2 В комментариях к книге «Дхаммапада», переведенной им с пали, В.Н. Топоров пишет: «Общеизвестно, что в течение веков Будду почитали или продолжают почитать в Индии, в Центральной Азии, Тибете, Китае, Монголии, Корее, Японии, на Цейлоне, в Бирме, Индокитае, Индонезии, в ряде областей Сибири, в Калмыкии. Менее известно, что в качестве святого Будда проник в христианскую, манихейскую, зороастрийскую, мусульманскую религию еще в конце ХУ! в. Под именем святого Иосафата он появляется в “Римском мартирологе”. Православная церковь 19 ноября отмечает память Иоасафа, царевича индийского, вместе с памятью преподобного Варлаама. О них же и, прежде всего, об Иоасафе Прекрасном пели в России раскольники и странники» (Дхаммапада, 1991, с. 68).
3 Буддизм возник в Индии предположительно в IV или V в. до н. э., и передавался в устной традиции (форме). Самые ранние письменные тексты относятся только к III в. н.э. Поскольку в Махаяне состояние Будды (буддовость) превращается в высший универсальный принцип, любой монах или йогин, испытавший состояние пробуждения, истинность которого по определению имманентна и самоочевидна, мог рассматривать свое понимание и свое видение как понимание и видение Будды и фиксировать их в традиционных формах сутр, свидетельствующих о том, что данный «текст» есть подлинные слова Будды. Как пишет Е.А. Торчинов, ссылаясь на замечания не названного буддолога, «Будда через пятьсот лет после своей кончины произнес во много раз больше речей и проповедей, чем за всю свою жизнь» (Торчинов, 2005, с. 91).
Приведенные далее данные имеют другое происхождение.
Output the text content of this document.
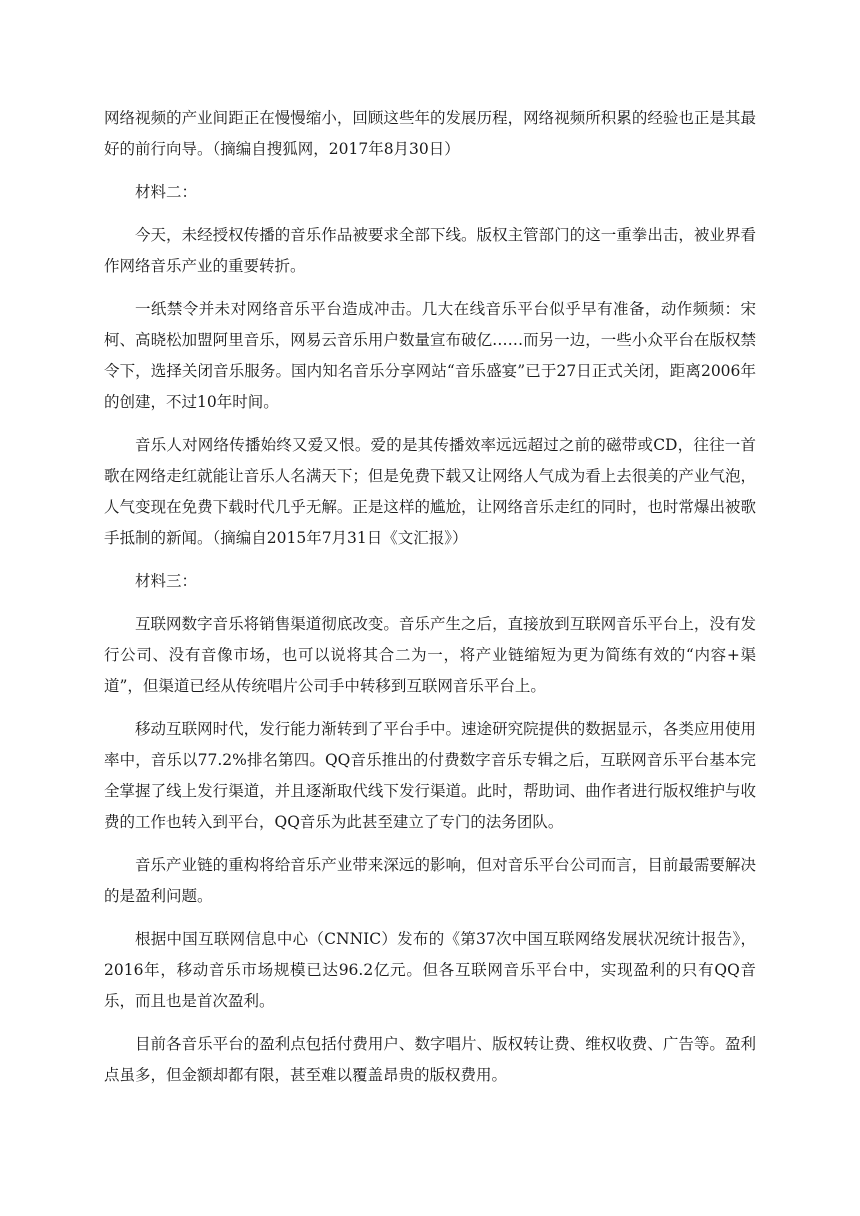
网络视频的产业间距正在慢慢缩小，回顾这些年的发展历程，网络视频所积累的经验也正是其最好的前行向导。（摘编自搜狐网，2017年8月30日）

材料二：

今天，未经授权传播的音乐作品被要求全部下线。版权主管部门的这一重拳出击，被业界看作网络音乐产业的重要转折。

一纸禁令并未对网络音乐平台造成冲击。几大在线音乐平台似乎早有准备，动作频频：宋柯、高晓松加盟阿里音乐，网易云音乐用户数量宣布破亿……而另一边，一些小众平台在版权禁令下，选择关闭音乐服务。国内知名音乐分享网站“音乐盛宴”已于27日正式关闭，距离2006年的创建，不过10年时间。

音乐人对网络传播始终又爱又恨。爱的是其传播效率远远超过之前的磁带或CD，往往一首歌在网络走红就能让音乐人名满天下；但是免费下载又让网络人气成为看上去很美的产业气泡，人气变现在免费下载时代几乎无解。正是这样的尴尬，让网络音乐走红的同时，也时常爆出被歌手抵制的新闻。（摘编自2015年7月31日《文汇报》）

材料三：

互联网数字音乐将销售渠道彻底改变。音乐产生之后，直接放到互联网音乐平台上，没有发行公司、没有音像市场，也可以说将其合二为一，将产业链缩短为更为简练有效的“内容+渠道”，但渠道已经从传统唱片公司手中转移到互联网音乐平台上。

移动互联网时代，发行能力渐转到了平台手中。速途研究院提供的数据显示，各类应用使用率中，音乐以77.2%排名第四。QQ音乐推出的付费数字音乐专辑之后，互联网音乐平台基本完全掌握了线上发行渠道，并且逐渐取代线下发行渠道。此时，帮助词、曲作者进行版权维护与收费的工作也转入到平台，QQ音乐为此甚至建立了专门的法务团队。

音乐产业链的重构将给音乐产业带来深远的影响，但对音乐平台公司而言，目前最需要解决的是盈利问题。

根据中国互联网信息中心（CNNIC）发布的《第37次中国互联网络发展状况统计报告》，2016年，移动音乐市场规模已达96.2亿元。但各互联网音乐平台中，实现盈利的只有QQ音乐，而且也是首次盈利。

目前各音乐平台的盈利点包括付费用户、数字唱片、版权转让费、维权收费、广告等。盈利点虽多，但金额却都有限，甚至难以覆盖昂贵的版权费用。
4 Тантрический буддизм (ваджраяна, или «алмазная колесница») и школа йогочары стали ведущим направлением буддизма махаяны в Индии накануне его заката (VIII—XII вв.), вызванного во многом мусульманскими завоеваниями севера Индии, и в такой форме буддизм был заимствован тибетской традицией, а через нее проник в Монголию, Бурятию, Туву, Калмыкию. (Тантрический буддизм в настоящее время получает распространение и на христианском Западе — см.: Аюшеева, 2003.) Тантры (т.е. доктринальные тексты) ваджраяны утверждают, что благодаря сложной литургии, эффективной практике мантр и визуализации образа божеств (йидамов), а также созерцания мандал можно добиться состояния Будды в течение одной человеческой жизни. Последующие примеры описываемых нами буддистских практик будут касаться в основном именно тантрического буддизма ваджраяны.
5 Якорь — стимул, запускающий условно-рефлекторную реакцию пациента, с помощью которого суггестор (или сам пациент) может управлять поведением пациента.
6 Будда проповедовал джарму иносказательно, приспосабливаясь к уровню развития слушателей, учитывая их заблуждения и предрассудки. Отсюда «буддистская герменевтика» выделяет два типа сутр — сутры «окончательного значения» (нитартха) и сутры, требующие интерпретации (нейартха).